Generally when a resident becomes a NRI, his existing savings account is designated as a NRO account. The NRO accounts could be maintained in the nature of current, saving, recurring or fixed deposits. NRIs can also open NRO accounts for depositing their funds from local transactions. The interest earned from NRO accounts is fully taxable in India. NRO accounts can be opened in the name of NRIs who have left India to take up employment or business temporarily or permanently in a foreign country.
Funds from NRO accounts are non repatriable / cannot be transferred to NRE accounts without the prior approval of RBI.
However, NRIs, PIOs, Foreign Nationals, retired employees or non-resident widows of Indian citizens can remit, through the Authorized Dealer, up to USD one million per calendar year from the NRO account or from income from sale of assets in India.
It may be noted that the RBI vide its circular dated 9th June 2011 has permitted foreign nationals to re-designate their resident account maintained in India as NRO account on leaving the country after their employment in order to enable them to receive their pending bonafide dues such as income tax refunds, Provident Fund withdrawals, etc. subject to certain conditions.
Remittance of salary A citizen of a foreign state resident in India, being an employee of a foreign entity and on deputation to India with the office/ branch/ subsidiary / joint venture/ group company in India of such foreign entity or being an employee of an Indian entity, may open, hold and maintain a foreign currency account with a bank outside India and receive/remit the whole salary payable to him/her for the services rendered, by credit to such account, provided that income tax chargeable under the ITA is paid on the entire salary as accrued in India.

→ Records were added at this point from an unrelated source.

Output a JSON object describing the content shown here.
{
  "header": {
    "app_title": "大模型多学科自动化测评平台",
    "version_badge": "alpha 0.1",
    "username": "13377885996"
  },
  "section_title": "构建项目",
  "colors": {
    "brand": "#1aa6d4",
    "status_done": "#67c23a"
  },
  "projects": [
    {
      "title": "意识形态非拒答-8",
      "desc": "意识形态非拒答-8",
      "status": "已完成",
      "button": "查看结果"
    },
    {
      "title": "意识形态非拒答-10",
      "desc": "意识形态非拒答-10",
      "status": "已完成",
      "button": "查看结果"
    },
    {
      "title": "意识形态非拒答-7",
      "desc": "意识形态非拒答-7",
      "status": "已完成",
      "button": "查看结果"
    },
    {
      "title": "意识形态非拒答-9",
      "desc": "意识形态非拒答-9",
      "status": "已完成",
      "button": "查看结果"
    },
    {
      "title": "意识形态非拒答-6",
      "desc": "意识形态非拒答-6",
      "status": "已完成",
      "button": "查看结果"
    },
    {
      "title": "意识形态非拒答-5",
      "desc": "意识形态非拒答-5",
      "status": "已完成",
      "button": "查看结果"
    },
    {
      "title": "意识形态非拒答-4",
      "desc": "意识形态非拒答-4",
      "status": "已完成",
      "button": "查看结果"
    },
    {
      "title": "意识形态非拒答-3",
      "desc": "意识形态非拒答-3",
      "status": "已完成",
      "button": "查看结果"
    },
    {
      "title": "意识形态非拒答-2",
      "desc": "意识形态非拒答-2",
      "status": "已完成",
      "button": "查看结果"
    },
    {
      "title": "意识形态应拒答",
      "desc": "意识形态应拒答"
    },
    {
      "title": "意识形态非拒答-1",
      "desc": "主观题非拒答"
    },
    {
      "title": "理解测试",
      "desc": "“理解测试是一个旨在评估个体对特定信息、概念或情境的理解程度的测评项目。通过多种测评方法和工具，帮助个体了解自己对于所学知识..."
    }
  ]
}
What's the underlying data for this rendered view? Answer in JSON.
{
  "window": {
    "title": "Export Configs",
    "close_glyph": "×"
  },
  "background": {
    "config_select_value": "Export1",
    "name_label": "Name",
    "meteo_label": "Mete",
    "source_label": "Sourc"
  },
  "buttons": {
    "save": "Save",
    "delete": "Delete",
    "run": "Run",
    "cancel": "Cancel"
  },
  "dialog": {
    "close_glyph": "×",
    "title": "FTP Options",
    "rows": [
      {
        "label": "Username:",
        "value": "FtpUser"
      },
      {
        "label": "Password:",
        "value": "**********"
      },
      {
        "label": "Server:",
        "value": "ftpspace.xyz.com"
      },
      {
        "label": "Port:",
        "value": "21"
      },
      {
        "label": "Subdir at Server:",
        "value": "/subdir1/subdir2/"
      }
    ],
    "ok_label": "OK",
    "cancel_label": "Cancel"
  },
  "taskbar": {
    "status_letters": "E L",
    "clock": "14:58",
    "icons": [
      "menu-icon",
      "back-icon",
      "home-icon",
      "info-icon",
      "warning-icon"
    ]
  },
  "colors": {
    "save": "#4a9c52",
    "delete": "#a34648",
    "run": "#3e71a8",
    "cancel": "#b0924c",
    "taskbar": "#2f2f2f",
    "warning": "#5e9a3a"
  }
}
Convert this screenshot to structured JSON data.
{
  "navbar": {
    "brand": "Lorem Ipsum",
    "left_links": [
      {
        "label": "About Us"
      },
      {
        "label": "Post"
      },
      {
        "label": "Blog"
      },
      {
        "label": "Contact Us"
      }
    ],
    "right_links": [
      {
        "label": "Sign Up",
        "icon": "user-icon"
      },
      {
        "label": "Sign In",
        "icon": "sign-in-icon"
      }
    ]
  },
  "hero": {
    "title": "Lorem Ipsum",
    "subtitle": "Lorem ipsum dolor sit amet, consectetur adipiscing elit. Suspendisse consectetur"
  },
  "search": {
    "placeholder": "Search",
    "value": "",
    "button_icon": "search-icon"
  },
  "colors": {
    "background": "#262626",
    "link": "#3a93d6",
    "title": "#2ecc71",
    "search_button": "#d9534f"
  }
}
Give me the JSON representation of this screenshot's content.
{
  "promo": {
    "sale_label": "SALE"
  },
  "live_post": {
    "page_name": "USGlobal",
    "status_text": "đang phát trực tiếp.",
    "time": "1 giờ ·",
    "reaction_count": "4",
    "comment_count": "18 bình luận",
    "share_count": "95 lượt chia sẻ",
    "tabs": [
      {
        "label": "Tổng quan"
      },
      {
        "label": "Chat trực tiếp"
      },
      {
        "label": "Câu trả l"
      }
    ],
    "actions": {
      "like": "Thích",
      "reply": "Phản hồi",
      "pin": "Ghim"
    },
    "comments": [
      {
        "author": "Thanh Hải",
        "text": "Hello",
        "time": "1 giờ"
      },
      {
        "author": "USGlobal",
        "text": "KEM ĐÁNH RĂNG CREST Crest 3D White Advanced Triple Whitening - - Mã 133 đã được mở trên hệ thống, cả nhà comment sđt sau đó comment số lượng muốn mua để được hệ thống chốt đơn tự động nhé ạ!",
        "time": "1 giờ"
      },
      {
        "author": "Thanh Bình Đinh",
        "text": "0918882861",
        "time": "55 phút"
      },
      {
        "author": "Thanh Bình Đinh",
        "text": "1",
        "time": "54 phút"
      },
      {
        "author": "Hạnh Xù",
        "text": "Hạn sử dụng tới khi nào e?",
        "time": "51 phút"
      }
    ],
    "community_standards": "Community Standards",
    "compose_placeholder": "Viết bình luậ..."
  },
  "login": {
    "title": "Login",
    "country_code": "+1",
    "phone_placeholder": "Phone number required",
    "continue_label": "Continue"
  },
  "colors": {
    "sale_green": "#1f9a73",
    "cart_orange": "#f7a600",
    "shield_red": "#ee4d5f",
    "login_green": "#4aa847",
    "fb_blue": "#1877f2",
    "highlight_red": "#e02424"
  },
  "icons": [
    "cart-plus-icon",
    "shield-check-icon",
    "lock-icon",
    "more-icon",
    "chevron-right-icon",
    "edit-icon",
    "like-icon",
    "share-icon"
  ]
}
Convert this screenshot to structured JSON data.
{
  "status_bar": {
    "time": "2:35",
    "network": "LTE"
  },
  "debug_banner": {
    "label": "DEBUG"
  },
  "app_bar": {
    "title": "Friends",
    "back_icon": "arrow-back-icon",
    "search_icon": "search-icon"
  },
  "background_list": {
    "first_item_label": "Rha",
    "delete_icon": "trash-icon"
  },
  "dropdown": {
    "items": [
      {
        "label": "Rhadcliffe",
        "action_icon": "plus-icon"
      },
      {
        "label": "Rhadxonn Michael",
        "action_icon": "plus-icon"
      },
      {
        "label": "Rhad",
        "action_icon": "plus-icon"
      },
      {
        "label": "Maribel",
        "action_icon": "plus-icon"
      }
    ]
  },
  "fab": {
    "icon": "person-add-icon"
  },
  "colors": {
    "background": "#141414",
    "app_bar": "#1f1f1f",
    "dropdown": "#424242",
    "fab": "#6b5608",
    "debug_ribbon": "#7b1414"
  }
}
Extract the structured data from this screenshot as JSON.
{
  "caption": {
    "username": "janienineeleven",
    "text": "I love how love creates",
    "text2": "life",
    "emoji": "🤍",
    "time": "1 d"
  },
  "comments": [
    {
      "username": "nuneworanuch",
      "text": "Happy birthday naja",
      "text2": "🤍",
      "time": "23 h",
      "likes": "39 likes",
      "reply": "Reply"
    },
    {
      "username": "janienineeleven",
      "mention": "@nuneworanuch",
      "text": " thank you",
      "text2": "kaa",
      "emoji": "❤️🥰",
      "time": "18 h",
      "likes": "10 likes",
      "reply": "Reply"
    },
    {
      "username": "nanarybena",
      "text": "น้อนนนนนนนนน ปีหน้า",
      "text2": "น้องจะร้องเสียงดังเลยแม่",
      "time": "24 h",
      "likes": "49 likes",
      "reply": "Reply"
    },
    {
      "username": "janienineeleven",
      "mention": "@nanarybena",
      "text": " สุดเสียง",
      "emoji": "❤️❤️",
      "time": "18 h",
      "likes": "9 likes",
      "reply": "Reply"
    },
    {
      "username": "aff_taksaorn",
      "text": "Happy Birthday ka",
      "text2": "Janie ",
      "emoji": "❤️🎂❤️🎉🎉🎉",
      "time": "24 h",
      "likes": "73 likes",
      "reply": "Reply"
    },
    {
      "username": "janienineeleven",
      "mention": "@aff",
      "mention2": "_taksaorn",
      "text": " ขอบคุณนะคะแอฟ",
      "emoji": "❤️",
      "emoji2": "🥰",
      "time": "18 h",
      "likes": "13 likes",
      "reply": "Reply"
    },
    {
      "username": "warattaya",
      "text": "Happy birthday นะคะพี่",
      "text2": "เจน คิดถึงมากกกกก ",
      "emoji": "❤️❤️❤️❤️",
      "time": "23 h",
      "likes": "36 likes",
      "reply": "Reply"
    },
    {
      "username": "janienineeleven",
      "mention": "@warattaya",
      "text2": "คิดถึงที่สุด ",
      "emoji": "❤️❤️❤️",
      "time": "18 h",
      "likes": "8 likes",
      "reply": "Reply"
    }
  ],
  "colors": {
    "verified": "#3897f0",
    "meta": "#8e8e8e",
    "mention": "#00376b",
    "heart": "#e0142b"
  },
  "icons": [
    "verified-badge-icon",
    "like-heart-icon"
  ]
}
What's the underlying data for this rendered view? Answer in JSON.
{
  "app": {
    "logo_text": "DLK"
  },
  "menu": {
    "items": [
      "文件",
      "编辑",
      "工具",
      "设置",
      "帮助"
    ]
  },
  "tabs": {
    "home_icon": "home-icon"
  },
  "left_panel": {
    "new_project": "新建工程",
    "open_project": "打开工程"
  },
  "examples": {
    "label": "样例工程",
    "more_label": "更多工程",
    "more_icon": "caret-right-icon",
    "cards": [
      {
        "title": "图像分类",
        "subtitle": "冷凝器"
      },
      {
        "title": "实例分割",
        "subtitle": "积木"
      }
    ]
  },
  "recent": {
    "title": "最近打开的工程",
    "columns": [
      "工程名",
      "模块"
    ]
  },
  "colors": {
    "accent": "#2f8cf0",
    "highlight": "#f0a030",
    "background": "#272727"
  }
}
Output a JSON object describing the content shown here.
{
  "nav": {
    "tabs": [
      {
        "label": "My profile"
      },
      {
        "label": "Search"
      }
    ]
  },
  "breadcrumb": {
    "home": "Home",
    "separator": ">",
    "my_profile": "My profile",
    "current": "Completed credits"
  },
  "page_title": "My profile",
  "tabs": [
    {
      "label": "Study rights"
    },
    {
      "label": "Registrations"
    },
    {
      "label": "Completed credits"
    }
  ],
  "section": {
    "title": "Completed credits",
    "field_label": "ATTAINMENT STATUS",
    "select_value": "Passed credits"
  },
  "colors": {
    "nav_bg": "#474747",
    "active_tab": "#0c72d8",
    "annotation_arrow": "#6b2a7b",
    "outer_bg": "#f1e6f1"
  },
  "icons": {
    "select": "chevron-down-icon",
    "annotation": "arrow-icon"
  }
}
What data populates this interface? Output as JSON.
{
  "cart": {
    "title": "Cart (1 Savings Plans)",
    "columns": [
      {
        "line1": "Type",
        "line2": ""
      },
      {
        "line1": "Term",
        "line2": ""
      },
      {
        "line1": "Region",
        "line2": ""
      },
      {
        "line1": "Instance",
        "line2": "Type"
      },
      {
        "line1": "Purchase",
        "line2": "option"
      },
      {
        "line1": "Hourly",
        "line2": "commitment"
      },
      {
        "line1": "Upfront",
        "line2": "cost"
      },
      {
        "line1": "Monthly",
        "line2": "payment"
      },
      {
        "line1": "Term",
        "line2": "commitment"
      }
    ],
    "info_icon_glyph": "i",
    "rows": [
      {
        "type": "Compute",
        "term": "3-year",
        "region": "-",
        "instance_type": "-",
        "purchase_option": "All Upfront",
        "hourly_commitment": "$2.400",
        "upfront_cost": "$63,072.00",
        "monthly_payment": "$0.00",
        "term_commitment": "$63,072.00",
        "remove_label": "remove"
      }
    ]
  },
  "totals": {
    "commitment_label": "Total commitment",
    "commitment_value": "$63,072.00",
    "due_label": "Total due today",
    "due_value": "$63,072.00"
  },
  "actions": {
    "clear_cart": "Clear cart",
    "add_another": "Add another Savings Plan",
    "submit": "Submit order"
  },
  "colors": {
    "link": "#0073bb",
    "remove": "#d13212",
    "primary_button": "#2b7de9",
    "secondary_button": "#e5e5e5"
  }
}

Similarly a citizen of India, employed by a foreign entity outside India and on deputation to India, may open, hold and maintain a foreign currency account with a bank outside India and receive the whole salary payable to him/her for the services rendered in India, by credit to such account, provided that income tax chargeable under the ITA is paid on the entire salary as accrued in India.